Tapi seorang wanita merintih berkata, "Tolong jadikan aku Fatimah, yang hanya seorang diri saja tanpa ada wanita-wanita lainnya."
Permintaannya sederhana, tapi nyatanya sulit untuk menjadi realita.
Seorang laki-laki lantas berkisah, "Kalau kamu ingin menjadi Fatimah, maka kau harus rela menunggu laki-laki buta penunggu burung gereja." Dan mulailah laki-laki itu bercerita.
Dahulu kala ada seorang putri yang cantik jelita. Sudah banyak sekali pangeran yang datang untuk melamar menjadi suaminya. Tak ada yang kurang dari pangeran-pangeran itu. Tetapi sang putri tetap saja menolak. Ternyata dia takut pangeran-pangerannya yang sempurna itu terlalu mempesona gadis-gadis lainnya. Dia tidak siap untuk disakiti. Maka, putri itu pun rela menunggu seseorang yang tidak sempurna asalkan tidak membagi dirinya dengan wanita lainnya. Dan satu-satunya laki-laki yang memenuhi kriteria tersebut adalah laki-laki buta penunggu burung gereja. Kenapa? Karena ia buta, sehingga tak mampu untuk melihat kiri kanan dan menebar pesonanya pada gadis jelita lainnya.

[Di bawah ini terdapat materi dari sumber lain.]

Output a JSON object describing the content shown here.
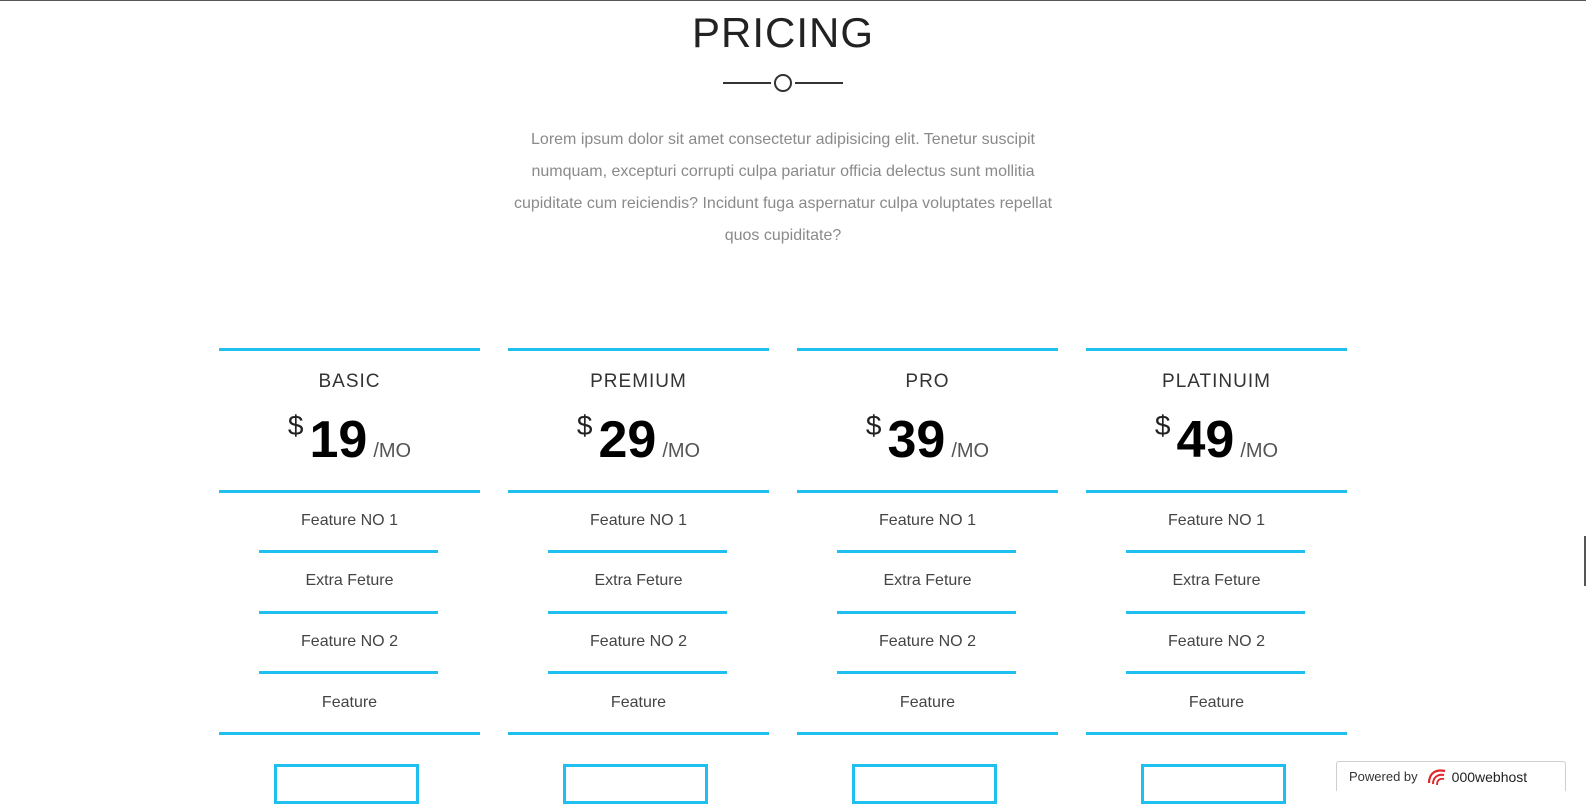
{
  "section": {
    "title": "PRICING",
    "intro": "Lorem ipsum dolor sit amet consectetur adipisicing elit. Tenetur suscipit numquam, excepturi corrupti culpa pariatur officia delectus sunt mollitia cupiditate cum reiciendis? Incidunt fuga aspernatur culpa voluptates repellat quos cupiditate?"
  },
  "accent_color": "#1fbfef",
  "plans": [
    {
      "name": "BASIC",
      "currency": "$",
      "amount": "19",
      "period": "/MO",
      "features": [
        "Feature NO 1",
        "Extra Feture",
        "Feature NO 2",
        "Feature"
      ]
    },
    {
      "name": "PREMIUM",
      "currency": "$",
      "amount": "29",
      "period": "/MO",
      "features": [
        "Feature NO 1",
        "Extra Feture",
        "Feature NO 2",
        "Feature"
      ]
    },
    {
      "name": "PRO",
      "currency": "$",
      "amount": "39",
      "period": "/MO",
      "features": [
        "Feature NO 1",
        "Extra Feture",
        "Feature NO 2",
        "Feature"
      ]
    },
    {
      "name": "PLATINUIM",
      "currency": "$",
      "amount": "49",
      "period": "/MO",
      "features": [
        "Feature NO 1",
        "Extra Feture",
        "Feature NO 2",
        "Feature"
      ]
    }
  ],
  "footer_badge": {
    "powered_label": "Powered by",
    "brand": "000webhost",
    "icon": "000webhost-logo-icon"
  }
}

Laki-laki itu pun mengakhiri kisahnya, "Kalau kamu ingin menjadi Fatimah, bersiaplah mendapatkan laki-laki yang cacat, layaknya laki-laki buta penunggu burung gereja."

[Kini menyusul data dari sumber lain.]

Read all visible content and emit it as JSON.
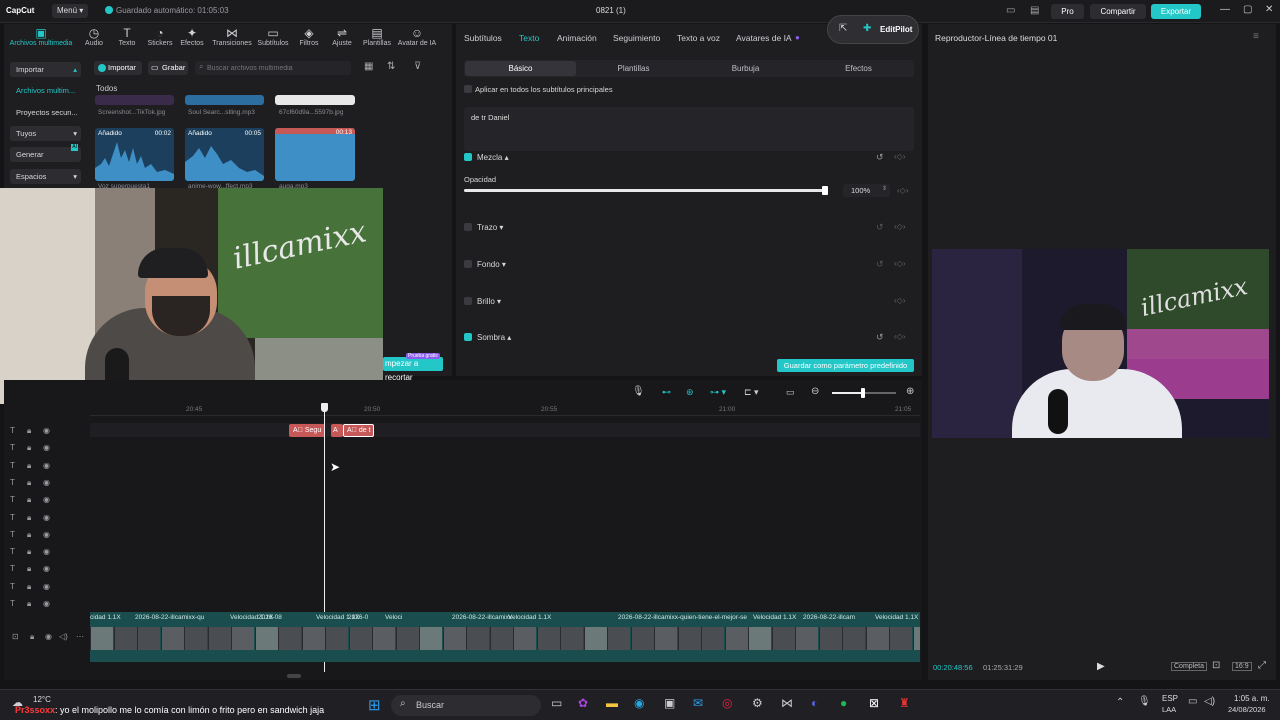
{
  "titlebar": {
    "logo": "CapCut",
    "menu": "Menú",
    "autosave": "Guardado automático: 01:05:03",
    "project": "0821 (1)",
    "pro": "Pro",
    "share": "Compartir",
    "export": "Exportar"
  },
  "toolbar": [
    {
      "label": "Archivos multimedia",
      "glyph": "▣",
      "active": true
    },
    {
      "label": "Audio",
      "glyph": "◷"
    },
    {
      "label": "Texto",
      "glyph": "T"
    },
    {
      "label": "Stickers",
      "glyph": "◔"
    },
    {
      "label": "Efectos",
      "glyph": "✦"
    },
    {
      "label": "Transiciones",
      "glyph": "⋈"
    },
    {
      "label": "Subtítulos",
      "glyph": "▭"
    },
    {
      "label": "Filtros",
      "glyph": "◈"
    },
    {
      "label": "Ajuste",
      "glyph": "⇌"
    },
    {
      "label": "Plantillas",
      "glyph": "▤"
    },
    {
      "label": "Avatar de IA",
      "glyph": "☺"
    }
  ],
  "sidebar": {
    "items": [
      {
        "label": "Importar"
      },
      {
        "label": "Archivos multim..."
      },
      {
        "label": "Proyectos secun..."
      },
      {
        "label": "Tuyos"
      },
      {
        "label": "Generar",
        "badge": "AI"
      },
      {
        "label": "Espacios"
      }
    ]
  },
  "media": {
    "import_label": "Importar",
    "record_label": "Grabar",
    "search_placeholder": "Buscar archivos multimedia",
    "all_label": "Todos",
    "row1": [
      "Screenshot...TikTok.jpg",
      "Soul Searc...stling.mp3",
      "67cf60d9a...5597b.jpg"
    ],
    "row2": [
      {
        "tag": "Añadido",
        "dur": "00:02",
        "name": "Voz superpuesta1"
      },
      {
        "tag": "Añadido",
        "dur": "00:05",
        "name": "anime-wow...ffect.mp3"
      },
      {
        "tag": "",
        "dur": "00:13",
        "name": "auga.mp3"
      }
    ],
    "trim_label": "mpezar a recortar",
    "trim_badge": "Prueba gratis"
  },
  "props": {
    "tabs": [
      "Subtítulos",
      "Texto",
      "Animación",
      "Seguimiento",
      "Texto a voz",
      "Avatares de IA"
    ],
    "editpilot": "EditPilot",
    "subtabs": [
      "Básico",
      "Plantillas",
      "Burbuja",
      "Efectos"
    ],
    "apply_all": "Aplicar en todos los subtítulos principales",
    "text_value": "de tr Daniel",
    "blend": "Mezcla",
    "opacity_label": "Opacidad",
    "opacity_value": "100%",
    "opacity": 1.0,
    "stroke": "Trazo",
    "background": "Fondo",
    "glow": "Brillo",
    "shadow": "Sombra",
    "save_preset": "Guardar como parámetro predefinido"
  },
  "player": {
    "title": "Reproductor-Línea de tiempo 01",
    "current": "00:20:48:56",
    "total": "01:25:31:29",
    "full": "Completa",
    "ratio": "16:9"
  },
  "timeline": {
    "ruler": [
      "20:45",
      "20:50",
      "20:55",
      "21:00",
      "21:05"
    ],
    "clips": [
      "Segu",
      "A",
      "de t"
    ],
    "video_labels": [
      "cidad 1.1X",
      "2026-08-22-illcamixx-qu",
      "Velocidad 1.1X",
      "2026-08",
      "Velocidad 1.1X",
      "2026-0",
      "Veloci",
      "2026-08-22-illcamixx",
      "Velocidad 1.1X",
      "2026-08-22-illcamixx-quien-tiene-el-mejor-se",
      "Velocidad 1.1X",
      "2026-08-22-illcam",
      "Velocidad 1.1X"
    ]
  },
  "webcam": {
    "sign": "illcamixx"
  },
  "taskbar": {
    "temp": "12°C",
    "search": "Buscar",
    "lang": "ESP",
    "lang2": "LAA",
    "time": "1:05 a. m.",
    "date": "24/08/2026"
  },
  "overlay": {
    "user": "Pr3ssoxx",
    "message": ": yo el molipollo me lo comía con limón o frito pero en sandwich jaja"
  },
  "colors": {
    "accent": "#23c7c7",
    "bg": "#141416",
    "panel": "#1e1e21"
  }
}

Sang wanita pun memaklumi. Di jaman seperti ini, laki-laki pun mempermak diri. Ibaratnya orang yang mencari ikan. Pesona lelaki tak hanya dikaitkan pada sebuah kail saja. Tak jarang lelaki menggunakan jala agar mendapat ikan lebih banyak. Atau justru memakai pukat, sehingga ikan-ikan kecil tak berdosa pun terkena pula imbasnya.
Tentu saja, di jaman serba canggih seperti ini tak mungkin mencari ikan dengan sebuah pancing lagi. Kalau pun ada, pasti laki-laki itu cacat secara teknologi. Atau kalaupun ada, itu karena laki-laki itu memang hobi. Rela menunggu lama sekalipun akhirnya hanya mendapat satu ikan yang tersangkut di pancingnya.
Ya, untuk menjadi seorang Fatimah memang dibutuhkan lelaki yang cacat atau pemancing yang setia. Lelaki yang cacat matanya dari melihat kemaksiatan, yang cacat bibirnya dari berkata kotor, yang cacat telinganya dari mendengar hal buruk, yang cacat tangannya dari mengambil yang tidak halal, yang cacat kakinya di jalan penuh kenistaan.
Atau lelaki pemancing setia. Yang tak tergoda kecanggihan zaman dengan segala tipu dayanya. Yang tetap setia dengan sebuah pancing udiknya. Yang akan rela menunggu berlama-lama demi seekor ikan. Yang karena telah lama menunggu maka akan memperlakukan ikan itu dengan sebaik-baiknya. Yang semua itu dilakukan karena hobi, sebuah kesenangan untuk mendapatkan kenikmatan dan kepuasan menjalani proses secara baik. Tanpa pukat, tanpa jala yang meraja lela.
Maka, jika laki-laki tadi terkesan merendahkan dengan berkata, "Kalau mau jadi Fatimah harus rela mendapat laki-laki cacat," kini justru sang wanita yang balik bertanya, "Apakah masih ada lelaki cacat atau seorang pemancing setia?"